Thursday, March 28, 2013

Looking At Life through Pictures

So as the scanning project draws down, I have about 300 more negative slides to scan.  This was an added on project to the existing one.  Now many of you may have never heard of a mounted slide, or never had "Slide Parties" in your house.  You know where your parents cover the windows with sheets take all of the pictures from the big wall, and project the pictures on the wall.  Big bowls of popcorn, beverages and life size pictures of people.  I remember this happening as a child at my parent's house, I don't really member a whole lot about it.  For some reason, I remember the sheets on the wall, and the green Tupperware bowl full of popcorn.

I have realized a lot on this project, and yes it will be good to have it done.  When the recipient's of these pictures get their own pictures back, many will be grateful, and will give many thanks.  I however need to be the one to give the thanks.

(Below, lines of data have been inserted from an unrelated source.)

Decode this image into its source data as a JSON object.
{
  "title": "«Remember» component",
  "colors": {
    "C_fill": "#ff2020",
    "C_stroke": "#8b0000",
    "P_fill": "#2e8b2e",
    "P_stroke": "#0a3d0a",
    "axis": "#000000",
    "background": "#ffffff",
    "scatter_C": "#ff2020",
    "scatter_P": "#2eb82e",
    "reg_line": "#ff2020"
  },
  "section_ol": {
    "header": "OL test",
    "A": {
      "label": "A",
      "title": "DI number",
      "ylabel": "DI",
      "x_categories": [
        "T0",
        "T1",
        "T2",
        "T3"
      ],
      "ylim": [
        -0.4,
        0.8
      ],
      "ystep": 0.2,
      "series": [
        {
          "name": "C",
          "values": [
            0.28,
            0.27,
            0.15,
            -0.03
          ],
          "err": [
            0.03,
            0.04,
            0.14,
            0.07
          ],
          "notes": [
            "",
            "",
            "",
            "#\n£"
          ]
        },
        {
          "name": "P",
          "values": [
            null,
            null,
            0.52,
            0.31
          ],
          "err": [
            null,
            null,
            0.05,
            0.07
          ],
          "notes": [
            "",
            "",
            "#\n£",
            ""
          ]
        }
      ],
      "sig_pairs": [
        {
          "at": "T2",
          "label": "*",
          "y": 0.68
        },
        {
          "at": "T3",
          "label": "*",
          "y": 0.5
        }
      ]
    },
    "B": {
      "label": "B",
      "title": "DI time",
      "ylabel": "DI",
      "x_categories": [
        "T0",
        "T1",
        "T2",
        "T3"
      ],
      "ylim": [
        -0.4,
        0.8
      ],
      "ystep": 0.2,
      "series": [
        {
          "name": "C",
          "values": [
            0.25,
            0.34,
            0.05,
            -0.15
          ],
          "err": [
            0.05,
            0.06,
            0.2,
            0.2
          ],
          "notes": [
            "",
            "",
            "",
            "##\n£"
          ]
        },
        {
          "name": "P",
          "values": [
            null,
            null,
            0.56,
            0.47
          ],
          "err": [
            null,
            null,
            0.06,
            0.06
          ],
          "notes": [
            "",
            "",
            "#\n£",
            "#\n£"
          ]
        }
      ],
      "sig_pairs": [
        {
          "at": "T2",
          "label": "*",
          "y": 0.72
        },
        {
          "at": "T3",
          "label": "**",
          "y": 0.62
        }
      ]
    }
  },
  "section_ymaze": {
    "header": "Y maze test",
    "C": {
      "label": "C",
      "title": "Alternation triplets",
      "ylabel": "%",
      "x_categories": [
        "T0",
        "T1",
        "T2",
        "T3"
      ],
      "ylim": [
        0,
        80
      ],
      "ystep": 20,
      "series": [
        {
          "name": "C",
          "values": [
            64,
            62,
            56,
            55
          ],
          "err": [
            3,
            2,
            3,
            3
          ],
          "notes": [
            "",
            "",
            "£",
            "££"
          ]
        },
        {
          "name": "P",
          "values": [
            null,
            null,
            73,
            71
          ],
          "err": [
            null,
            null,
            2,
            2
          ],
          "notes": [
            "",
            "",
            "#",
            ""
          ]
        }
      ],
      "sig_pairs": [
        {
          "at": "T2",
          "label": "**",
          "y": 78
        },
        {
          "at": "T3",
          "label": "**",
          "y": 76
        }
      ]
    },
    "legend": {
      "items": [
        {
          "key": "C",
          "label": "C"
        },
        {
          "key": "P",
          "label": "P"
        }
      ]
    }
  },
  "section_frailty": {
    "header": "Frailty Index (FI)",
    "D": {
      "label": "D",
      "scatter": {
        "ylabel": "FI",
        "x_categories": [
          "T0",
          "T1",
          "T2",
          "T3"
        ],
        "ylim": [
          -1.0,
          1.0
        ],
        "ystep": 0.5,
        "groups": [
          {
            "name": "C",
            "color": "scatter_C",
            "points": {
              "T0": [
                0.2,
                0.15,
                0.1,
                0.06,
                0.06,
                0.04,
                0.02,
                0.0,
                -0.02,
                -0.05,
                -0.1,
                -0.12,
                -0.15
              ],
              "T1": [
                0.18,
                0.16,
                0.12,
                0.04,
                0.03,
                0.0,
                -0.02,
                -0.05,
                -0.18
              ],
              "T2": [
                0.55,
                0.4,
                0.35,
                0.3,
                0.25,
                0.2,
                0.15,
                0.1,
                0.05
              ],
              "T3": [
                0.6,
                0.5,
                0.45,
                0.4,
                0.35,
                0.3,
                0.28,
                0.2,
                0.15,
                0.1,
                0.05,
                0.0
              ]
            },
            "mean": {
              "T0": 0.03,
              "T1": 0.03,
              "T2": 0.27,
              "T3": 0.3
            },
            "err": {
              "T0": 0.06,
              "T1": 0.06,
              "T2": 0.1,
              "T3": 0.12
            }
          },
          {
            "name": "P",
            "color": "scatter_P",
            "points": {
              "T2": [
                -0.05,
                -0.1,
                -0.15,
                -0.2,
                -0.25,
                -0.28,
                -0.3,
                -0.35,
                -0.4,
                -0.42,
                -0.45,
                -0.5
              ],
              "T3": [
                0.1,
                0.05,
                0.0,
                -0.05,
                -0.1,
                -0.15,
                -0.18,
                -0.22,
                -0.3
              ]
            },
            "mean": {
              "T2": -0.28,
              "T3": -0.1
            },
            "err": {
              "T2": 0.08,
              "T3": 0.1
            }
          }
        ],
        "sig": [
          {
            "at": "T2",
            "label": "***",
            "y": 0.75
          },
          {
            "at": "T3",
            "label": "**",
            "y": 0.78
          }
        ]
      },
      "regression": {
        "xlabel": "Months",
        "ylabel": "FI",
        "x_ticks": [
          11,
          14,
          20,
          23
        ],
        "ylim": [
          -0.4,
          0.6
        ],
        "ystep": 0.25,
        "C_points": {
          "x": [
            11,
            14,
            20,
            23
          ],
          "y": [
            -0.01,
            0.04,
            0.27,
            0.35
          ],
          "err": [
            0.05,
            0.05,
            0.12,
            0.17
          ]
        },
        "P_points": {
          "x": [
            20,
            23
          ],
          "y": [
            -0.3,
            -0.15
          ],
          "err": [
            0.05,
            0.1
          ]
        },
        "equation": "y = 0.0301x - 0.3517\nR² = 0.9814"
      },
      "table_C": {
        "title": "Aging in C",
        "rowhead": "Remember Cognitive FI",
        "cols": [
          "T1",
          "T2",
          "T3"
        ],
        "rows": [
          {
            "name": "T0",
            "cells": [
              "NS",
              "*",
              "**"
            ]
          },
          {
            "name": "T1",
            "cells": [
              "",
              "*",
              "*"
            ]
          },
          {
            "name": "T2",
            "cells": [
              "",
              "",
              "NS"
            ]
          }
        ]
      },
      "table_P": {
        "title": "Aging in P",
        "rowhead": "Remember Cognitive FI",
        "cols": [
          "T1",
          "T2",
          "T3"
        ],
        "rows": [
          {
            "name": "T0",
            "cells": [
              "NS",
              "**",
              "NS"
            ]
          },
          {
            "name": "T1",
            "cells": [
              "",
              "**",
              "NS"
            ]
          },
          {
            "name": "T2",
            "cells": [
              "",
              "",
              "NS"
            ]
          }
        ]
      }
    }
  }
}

Imagine your life being only told in pictures, for some of these people that it what I will know.  During this project it has brought many laughs and tears for the family.  Some of the pictures are from a time that we would rather forget about our lives.  The years that teeth were so mangled that all we can see is that kid that was teased, the pictures of the kid in glasses and the knowing how despite the gift of eye sight it brought unwanted banter amongst the siblings, the weight problems, the picture of a kid eating birthday cake remembering that was the first year after their dad passed away.  One would automatically think, "Remove that picture, I hate it", I know for a fact that I have thought myself on my own pictures.  Many of these pictures we may not hate the picture, we actually hate the memory associated with it.  One day in the future we are going to be dead, the stories of your life will diminish as the years go by.  This is life, and as much as we think that we are important and valued through the decades our lives become lost and some what forgotten.
Last night when scanning a slide I had to take a double take of a picture of my father about Nolan's age, and told Nolan, "Nolan look at this picture".  He looked it mouth wide open, and said, "Mom that looks just like me", he couldn't get over it.  I was a little shocked too!  Some of the pictures are of family that I don't remember, or if I do my older memories consist of them being older.  There are many pictures that I can see a resemblance of my cousins kids, my nieces and nephews and myself.  Most of us are going to leave this world poor, sick, and everything else in between.  We aren't going to be famous and through the years our life story will become shorter and shorter.  So instead of deleting that picture of you not looking as pretty as you should, Don't do it.  One day your grandchildrens children might look at it, and notice that you are standing the same way that they stand, or that you got your smile from your grandma's sister.  They won't judge the girl with the bad teeth, the extra pounds, no they will smile like me and think to themselves, "I am just like you", and you will feel that you are connected more to that picture in the negative slide than you ever thought was possible.

Here are some pictures that really stand out to me.

 
Here is my Dad and my brother Lucas around the same age.
 
 
 
 
Now here is my dad
 
Now here is Nolan
 
Nolan is going to remember my dad for as long as he lives.  The next two pictures really hit me hard.  I never got to go know my Grandpa Ludvig Bjerklie, he died before my parent's were born.  I have heard some stories about him, but never really felt a connection until this picture.  Here is my Grandpa Ludvig holding his son Duane at his sons last birthday.  The next one is of my late brother Ryan, Alissa, and Blake.  The resemblance is scary, I have never noticed it any other picture that I have ever seen of Grandpa.  So let this be a lesson for all of us, my Grandfather seen this picture at one time.  He probably felt a lot of pain over the memories of the loss of his son.  He knew that Duane was dying and the picture of last birthday could have been thrown.  I thank you Grandpa for not throwing this picture, over 60 years have passed and I feel a connection so strong to this man.  He looked like my brother that I miss and love very much.